# 99lb Flathead!!!!!



## striperswiper (Oct 14, 2008)

Lol Not Really,, But The Real Idea Of This Thread,, i Was Wondering When Should I Start Catfishing Again In The river Around gallipolis? Im Hoping Soon,I Havent Caught A Cat Since November!!! Any Advice Would be Great!!!


----------



## catfish_hunter (May 31, 2005)

Im not familiar with that area of the river, but chances are you might pick up a channel on cut shad or skips...All winter long...As for flatheads, I usually dont catch my first one til the end of April or beginning of May...

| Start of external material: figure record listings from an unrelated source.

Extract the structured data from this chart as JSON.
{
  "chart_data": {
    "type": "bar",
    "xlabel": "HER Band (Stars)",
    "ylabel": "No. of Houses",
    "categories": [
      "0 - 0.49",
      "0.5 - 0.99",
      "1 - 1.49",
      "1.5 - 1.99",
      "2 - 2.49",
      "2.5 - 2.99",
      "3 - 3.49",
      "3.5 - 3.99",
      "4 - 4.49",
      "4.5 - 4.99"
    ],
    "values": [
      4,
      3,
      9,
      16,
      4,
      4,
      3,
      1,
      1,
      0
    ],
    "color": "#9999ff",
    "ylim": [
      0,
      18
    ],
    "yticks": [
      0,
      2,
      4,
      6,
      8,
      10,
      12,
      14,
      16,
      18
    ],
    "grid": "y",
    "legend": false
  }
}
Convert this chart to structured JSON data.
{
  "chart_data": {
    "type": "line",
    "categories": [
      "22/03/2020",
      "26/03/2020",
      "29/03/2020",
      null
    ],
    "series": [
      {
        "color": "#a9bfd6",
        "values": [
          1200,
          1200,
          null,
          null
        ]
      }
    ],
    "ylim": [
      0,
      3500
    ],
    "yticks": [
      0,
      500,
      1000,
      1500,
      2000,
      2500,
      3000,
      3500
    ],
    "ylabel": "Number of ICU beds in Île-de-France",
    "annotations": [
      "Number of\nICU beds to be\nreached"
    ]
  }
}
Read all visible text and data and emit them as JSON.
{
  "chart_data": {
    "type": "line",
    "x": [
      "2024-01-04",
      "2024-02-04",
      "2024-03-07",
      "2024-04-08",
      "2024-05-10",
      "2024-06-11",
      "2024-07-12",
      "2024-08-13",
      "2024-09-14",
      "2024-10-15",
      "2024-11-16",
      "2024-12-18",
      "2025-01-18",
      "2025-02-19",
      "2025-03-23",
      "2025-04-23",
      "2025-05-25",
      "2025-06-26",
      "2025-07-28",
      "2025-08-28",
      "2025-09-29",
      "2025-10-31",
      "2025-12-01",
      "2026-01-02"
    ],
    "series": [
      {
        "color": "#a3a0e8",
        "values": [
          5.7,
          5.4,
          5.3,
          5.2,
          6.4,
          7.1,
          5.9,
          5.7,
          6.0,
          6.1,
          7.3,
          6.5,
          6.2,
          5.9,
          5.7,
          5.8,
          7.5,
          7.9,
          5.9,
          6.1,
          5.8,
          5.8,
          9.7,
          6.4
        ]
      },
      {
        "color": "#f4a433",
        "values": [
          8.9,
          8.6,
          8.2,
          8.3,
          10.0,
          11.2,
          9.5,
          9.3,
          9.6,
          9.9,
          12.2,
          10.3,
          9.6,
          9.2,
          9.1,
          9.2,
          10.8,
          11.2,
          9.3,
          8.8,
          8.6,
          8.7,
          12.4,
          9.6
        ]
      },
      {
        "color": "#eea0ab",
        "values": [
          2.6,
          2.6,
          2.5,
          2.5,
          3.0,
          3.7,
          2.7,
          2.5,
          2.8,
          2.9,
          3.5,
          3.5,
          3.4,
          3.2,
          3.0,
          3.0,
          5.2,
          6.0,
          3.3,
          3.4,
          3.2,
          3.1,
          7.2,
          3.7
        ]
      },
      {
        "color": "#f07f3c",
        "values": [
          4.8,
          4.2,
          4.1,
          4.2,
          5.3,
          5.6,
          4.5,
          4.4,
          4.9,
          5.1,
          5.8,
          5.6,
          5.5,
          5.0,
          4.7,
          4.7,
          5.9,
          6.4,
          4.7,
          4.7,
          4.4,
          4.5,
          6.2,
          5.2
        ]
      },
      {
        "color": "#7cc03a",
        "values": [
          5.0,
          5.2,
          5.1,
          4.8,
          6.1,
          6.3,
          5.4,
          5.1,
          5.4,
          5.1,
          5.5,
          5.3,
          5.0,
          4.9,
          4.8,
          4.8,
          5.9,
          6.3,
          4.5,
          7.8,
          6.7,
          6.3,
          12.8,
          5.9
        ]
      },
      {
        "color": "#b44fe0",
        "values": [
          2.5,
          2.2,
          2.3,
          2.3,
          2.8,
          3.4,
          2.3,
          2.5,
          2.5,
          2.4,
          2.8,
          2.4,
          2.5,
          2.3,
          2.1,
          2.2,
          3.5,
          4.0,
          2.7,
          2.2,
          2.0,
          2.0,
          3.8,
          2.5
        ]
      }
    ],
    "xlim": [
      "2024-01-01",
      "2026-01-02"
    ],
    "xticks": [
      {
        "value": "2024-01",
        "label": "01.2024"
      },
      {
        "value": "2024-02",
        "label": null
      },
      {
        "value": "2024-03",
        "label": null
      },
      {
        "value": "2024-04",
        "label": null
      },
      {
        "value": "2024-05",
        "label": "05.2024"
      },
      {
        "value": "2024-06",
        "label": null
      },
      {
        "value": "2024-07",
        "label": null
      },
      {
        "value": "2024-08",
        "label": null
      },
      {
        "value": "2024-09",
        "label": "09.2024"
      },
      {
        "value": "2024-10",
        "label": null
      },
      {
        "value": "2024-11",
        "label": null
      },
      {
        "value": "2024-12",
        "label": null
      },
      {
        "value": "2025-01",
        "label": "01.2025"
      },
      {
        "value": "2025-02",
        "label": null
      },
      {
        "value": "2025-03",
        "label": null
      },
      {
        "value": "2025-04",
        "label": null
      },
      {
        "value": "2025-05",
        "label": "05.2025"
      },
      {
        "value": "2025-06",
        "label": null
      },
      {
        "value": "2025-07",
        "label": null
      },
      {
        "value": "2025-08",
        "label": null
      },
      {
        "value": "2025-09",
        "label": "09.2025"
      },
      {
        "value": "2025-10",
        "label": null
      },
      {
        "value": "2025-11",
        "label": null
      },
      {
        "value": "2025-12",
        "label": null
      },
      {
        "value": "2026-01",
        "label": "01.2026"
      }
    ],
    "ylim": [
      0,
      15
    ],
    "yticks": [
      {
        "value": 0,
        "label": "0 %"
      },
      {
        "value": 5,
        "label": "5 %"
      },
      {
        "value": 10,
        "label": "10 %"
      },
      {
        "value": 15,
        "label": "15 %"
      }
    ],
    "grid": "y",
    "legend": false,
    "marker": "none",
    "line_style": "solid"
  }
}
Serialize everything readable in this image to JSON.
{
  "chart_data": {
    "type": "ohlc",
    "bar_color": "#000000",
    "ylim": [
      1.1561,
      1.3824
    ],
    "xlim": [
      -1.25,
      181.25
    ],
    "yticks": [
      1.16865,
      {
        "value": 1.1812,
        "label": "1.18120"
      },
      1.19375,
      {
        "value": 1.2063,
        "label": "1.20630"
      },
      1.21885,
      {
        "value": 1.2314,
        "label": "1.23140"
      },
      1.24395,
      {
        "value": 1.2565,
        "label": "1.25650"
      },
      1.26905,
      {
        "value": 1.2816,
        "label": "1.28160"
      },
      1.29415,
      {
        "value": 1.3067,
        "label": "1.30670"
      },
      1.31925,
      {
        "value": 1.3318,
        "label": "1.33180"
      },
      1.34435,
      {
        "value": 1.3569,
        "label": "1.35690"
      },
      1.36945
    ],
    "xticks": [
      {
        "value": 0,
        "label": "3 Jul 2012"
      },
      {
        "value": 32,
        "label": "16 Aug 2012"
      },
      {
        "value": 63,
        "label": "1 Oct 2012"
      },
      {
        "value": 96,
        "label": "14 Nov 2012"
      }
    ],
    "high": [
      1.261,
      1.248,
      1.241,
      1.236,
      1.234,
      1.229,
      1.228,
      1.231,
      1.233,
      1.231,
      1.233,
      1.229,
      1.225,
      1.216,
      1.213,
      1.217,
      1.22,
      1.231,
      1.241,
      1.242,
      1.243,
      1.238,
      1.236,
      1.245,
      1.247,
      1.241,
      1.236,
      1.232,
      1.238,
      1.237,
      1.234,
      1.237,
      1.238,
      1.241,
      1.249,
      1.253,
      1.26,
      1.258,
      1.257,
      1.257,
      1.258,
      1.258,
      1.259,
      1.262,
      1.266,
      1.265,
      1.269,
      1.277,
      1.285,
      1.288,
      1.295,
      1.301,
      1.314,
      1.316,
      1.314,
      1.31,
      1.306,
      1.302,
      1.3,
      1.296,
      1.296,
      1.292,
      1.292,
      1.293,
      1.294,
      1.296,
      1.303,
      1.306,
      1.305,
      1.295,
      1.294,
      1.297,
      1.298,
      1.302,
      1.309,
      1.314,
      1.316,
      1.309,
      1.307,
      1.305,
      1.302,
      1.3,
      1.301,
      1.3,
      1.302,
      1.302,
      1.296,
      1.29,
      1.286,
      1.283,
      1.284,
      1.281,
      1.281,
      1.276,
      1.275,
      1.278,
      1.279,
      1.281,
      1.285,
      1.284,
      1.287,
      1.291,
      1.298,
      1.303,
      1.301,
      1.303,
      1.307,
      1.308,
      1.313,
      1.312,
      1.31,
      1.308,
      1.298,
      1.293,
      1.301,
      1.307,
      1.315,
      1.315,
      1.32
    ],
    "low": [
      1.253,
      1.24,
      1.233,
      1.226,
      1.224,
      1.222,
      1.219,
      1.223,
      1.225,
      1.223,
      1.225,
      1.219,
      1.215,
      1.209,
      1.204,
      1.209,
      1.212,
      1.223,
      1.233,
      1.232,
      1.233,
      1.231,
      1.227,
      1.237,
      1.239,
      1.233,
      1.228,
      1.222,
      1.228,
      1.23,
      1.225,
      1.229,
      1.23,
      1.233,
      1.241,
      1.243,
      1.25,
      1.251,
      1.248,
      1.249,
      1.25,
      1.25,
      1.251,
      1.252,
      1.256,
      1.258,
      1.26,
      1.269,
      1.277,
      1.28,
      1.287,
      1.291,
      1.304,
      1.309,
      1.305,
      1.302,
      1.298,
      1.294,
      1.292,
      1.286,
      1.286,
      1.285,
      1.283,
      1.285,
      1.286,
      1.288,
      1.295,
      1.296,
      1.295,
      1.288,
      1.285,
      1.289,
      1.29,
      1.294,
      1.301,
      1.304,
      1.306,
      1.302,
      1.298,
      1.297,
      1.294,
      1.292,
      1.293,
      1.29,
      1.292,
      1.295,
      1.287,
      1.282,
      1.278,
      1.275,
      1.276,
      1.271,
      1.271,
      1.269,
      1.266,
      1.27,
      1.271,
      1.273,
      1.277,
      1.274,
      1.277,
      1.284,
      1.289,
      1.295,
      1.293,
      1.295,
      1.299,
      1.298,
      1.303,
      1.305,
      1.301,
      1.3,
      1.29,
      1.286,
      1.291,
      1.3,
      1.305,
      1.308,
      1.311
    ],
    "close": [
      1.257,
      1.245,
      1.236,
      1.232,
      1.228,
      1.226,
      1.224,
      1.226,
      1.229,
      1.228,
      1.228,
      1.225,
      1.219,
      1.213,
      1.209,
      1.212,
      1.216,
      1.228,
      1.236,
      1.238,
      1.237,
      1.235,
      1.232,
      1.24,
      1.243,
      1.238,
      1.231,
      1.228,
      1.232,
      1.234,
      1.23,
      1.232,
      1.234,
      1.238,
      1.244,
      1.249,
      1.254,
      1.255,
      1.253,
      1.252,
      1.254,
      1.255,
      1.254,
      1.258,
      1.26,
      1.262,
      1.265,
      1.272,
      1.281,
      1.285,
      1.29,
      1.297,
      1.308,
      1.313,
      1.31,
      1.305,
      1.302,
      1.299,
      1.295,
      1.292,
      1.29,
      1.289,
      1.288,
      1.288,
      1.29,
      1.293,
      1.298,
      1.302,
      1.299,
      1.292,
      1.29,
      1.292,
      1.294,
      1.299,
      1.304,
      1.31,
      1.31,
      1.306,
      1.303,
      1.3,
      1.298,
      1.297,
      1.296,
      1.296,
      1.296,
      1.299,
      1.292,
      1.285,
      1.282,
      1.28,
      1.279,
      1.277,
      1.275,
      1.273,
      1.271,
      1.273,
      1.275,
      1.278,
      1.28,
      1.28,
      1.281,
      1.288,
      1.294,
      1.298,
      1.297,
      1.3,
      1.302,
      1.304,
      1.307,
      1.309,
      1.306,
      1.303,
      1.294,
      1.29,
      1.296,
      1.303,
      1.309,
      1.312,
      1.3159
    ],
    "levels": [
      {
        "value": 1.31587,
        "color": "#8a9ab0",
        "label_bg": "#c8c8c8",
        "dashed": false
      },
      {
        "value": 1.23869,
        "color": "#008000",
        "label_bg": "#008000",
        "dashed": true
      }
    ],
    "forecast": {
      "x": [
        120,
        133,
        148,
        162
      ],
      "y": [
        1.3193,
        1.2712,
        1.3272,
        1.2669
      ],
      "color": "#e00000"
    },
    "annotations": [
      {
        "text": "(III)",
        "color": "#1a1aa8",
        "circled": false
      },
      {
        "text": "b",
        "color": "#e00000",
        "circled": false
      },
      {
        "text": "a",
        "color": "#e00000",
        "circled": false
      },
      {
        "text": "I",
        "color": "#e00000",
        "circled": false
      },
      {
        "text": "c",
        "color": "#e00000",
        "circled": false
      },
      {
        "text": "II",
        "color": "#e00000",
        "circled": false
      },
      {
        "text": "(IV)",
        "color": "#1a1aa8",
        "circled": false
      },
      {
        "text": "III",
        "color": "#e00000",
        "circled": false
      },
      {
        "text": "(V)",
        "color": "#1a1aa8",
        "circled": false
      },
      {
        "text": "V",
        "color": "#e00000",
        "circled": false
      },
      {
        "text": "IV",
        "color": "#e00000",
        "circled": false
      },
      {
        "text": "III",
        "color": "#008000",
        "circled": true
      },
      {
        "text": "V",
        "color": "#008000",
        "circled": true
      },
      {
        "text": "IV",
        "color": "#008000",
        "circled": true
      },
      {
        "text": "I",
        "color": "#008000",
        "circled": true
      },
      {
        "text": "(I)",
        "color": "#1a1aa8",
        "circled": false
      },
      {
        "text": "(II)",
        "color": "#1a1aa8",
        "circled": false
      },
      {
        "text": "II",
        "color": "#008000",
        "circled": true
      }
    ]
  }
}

remember the best time to catch fish, is when your line is in the water!


----------



## fishdealer04 (Aug 27, 2006)

Why did you stop fishing for catfish??? haha I catch some of my best fish in the winter. (Channels and blues)


----------



## fishercreekrick (Jan 19, 2010)

took my 10 year old son below greenup dam about 1 week ago.he cought 15 channel and blue cats 14- 25 inchs.cought them on shiners sauger fishing.river was up and muddy.never cought any sauger.cought these fish in 3 hours 1pm-4pm.


----------



## catfish_hunter (May 31, 2005)

I fish mostly for flatheads, and I dont get to the "big river" much...So most of my cattin gets done between April and October...


----------



## Love_To_Fish (Sep 24, 2009)

I agree with Fish Dealer! I've been fishing the river for 48 years and have found the "best time" is when you drop the line in the water...


----------



## smoothkip25 (Nov 17, 2008)

I dont fish the Big River but Here in the Muskingum it seems to be that magical 48 to 50 degree water temp when the Flatheads start really moving and feeding again. I caught my first flat on april 4th last year a decent 20# in 49 degree water temp and caught my last one Nov, 16th a real solid 48 and a half. water temp was 49 degrees then also.


----------